Lorsqu’on jette les yeux sur une carte des États-Unis et qu’on aperçoit la chaîne des monts Alléghanys, courant du Nord-Est au Sud-Ouest, et parcourant le pays sur une étendue de 400 lieues, on est tenté de croire que le but de la Providence a été d’élever entre le bassin du Mississipi et les côtes de l’océan Atlantique une de ces barrières naturelles qui, s’opposant aux rapports permanents des hommes entre eux, forment comme les limites nécessaires des différents peuples.

Mais la hauteur moyenne des Alleghanys ne dépasse pas 800 mètres[1]. Leurs sommets arrondis et les spacieuses vallées qu’ils renferment dans leurs contours présentent en mille endroits un accès facile.
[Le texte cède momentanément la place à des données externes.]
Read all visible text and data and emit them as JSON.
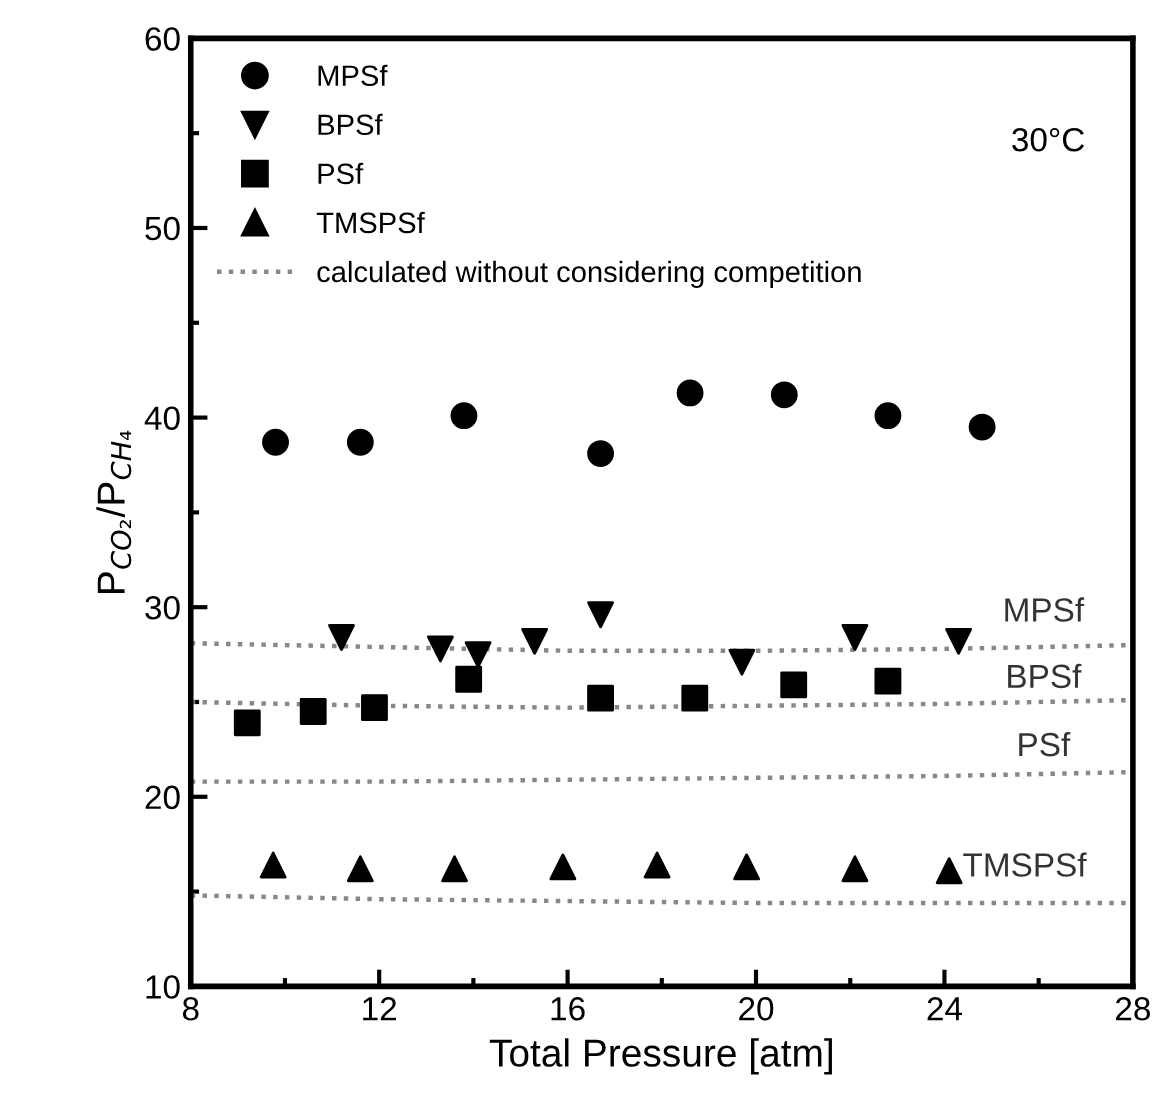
{
  "chart_data": {
    "type": "scatter",
    "xlabel": "Total Pressure [atm]",
    "ylabel": "P$_{CO₂}$/P$_{CH₄}$",
    "xlim": [
      8,
      28
    ],
    "xticks": [
      8,
      12,
      16,
      20,
      24,
      28
    ],
    "ylim": [
      10,
      60
    ],
    "yticks": [
      10,
      20,
      30,
      40,
      50,
      60
    ],
    "grid": false,
    "legend": "top left",
    "series": [
      {
        "name": "MPSf",
        "marker": "circle",
        "color": "#000000",
        "x": [
          9.8,
          11.6,
          13.8,
          16.7,
          18.6,
          20.6,
          22.8,
          24.8
        ],
        "values": [
          38.7,
          38.7,
          40.1,
          38.1,
          41.3,
          41.2,
          40.1,
          39.5
        ]
      },
      {
        "name": "BPSf",
        "marker": "triangle_down",
        "color": "#000000",
        "x": [
          11.2,
          13.3,
          14.1,
          15.3,
          16.7,
          19.7,
          22.1,
          24.3
        ],
        "values": [
          28.4,
          27.8,
          27.5,
          28.2,
          29.6,
          27.1,
          28.4,
          28.2
        ]
      },
      {
        "name": "PSf",
        "marker": "square",
        "color": "#000000",
        "x": [
          9.2,
          10.6,
          11.9,
          13.9,
          16.7,
          18.7,
          20.8,
          22.8
        ],
        "values": [
          23.9,
          24.5,
          24.7,
          26.2,
          25.2,
          25.2,
          25.9,
          26.1
        ]
      },
      {
        "name": "TMSPSf",
        "marker": "triangle",
        "color": "#000000",
        "x": [
          9.75,
          11.6,
          13.6,
          15.9,
          17.9,
          19.8,
          22.1,
          24.1
        ],
        "values": [
          16.4,
          16.2,
          16.2,
          16.3,
          16.4,
          16.3,
          16.2,
          16.1
        ]
      },
      {
        "name": "calculated without considering competition",
        "type": "line",
        "line_style": "dotted",
        "color": "#888888",
        "x": [
          8,
          12,
          16,
          20,
          24,
          28
        ],
        "values": [
          28.1,
          27.9,
          27.7,
          27.7,
          27.8,
          28.0
        ]
      },
      {
        "type": "line",
        "line_style": "dotted",
        "color": "#888888",
        "x": [
          8,
          12,
          16,
          20,
          24,
          28
        ],
        "values": [
          25.0,
          24.8,
          24.7,
          24.8,
          24.9,
          25.1
        ]
      },
      {
        "type": "line",
        "line_style": "dotted",
        "color": "#888888",
        "x": [
          8,
          12,
          16,
          20,
          24,
          28
        ],
        "values": [
          20.8,
          20.8,
          20.9,
          21.0,
          21.1,
          21.3
        ]
      },
      {
        "type": "line",
        "line_style": "dotted",
        "color": "#888888",
        "x": [
          8,
          12,
          16,
          20,
          24,
          28
        ],
        "values": [
          14.8,
          14.6,
          14.5,
          14.4,
          14.4,
          14.4
        ]
      }
    ],
    "annotations": [
      "30°C",
      "MPSf",
      "BPSf",
      "PSf",
      "TMSPSf"
    ]
  }
}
Il y a plus, les principaux fleuves qui viennent verser leurs eaux dans l’océan Atlantique, l’Hudson, la Susquehanna, le Potomac, ont leurs sources au-delà des Alleghanys, sur un plateau ouvert qui borde le bassin du Mississipi. Partis de cette région[2], ils se font jour à travers le rempart qui semblait devoir les rejeter à l’Occident et tracent, au sein des montagnes, des routes naturelles toujours ouvertes à l’homme.

  1. Hauteur moyenne des Alleghanys, suivant Volney (Tableau des États-Unis, p. 33), 700 à 800 mètres ; 5,000 à 6,000 pieds, suivant Darby : la plus grande hauteur des Vosges est de 1,400 mètres au-dessus du niveau de la mer.
  2. Voyez View of the United States, par Darby, pp. 64 et 79.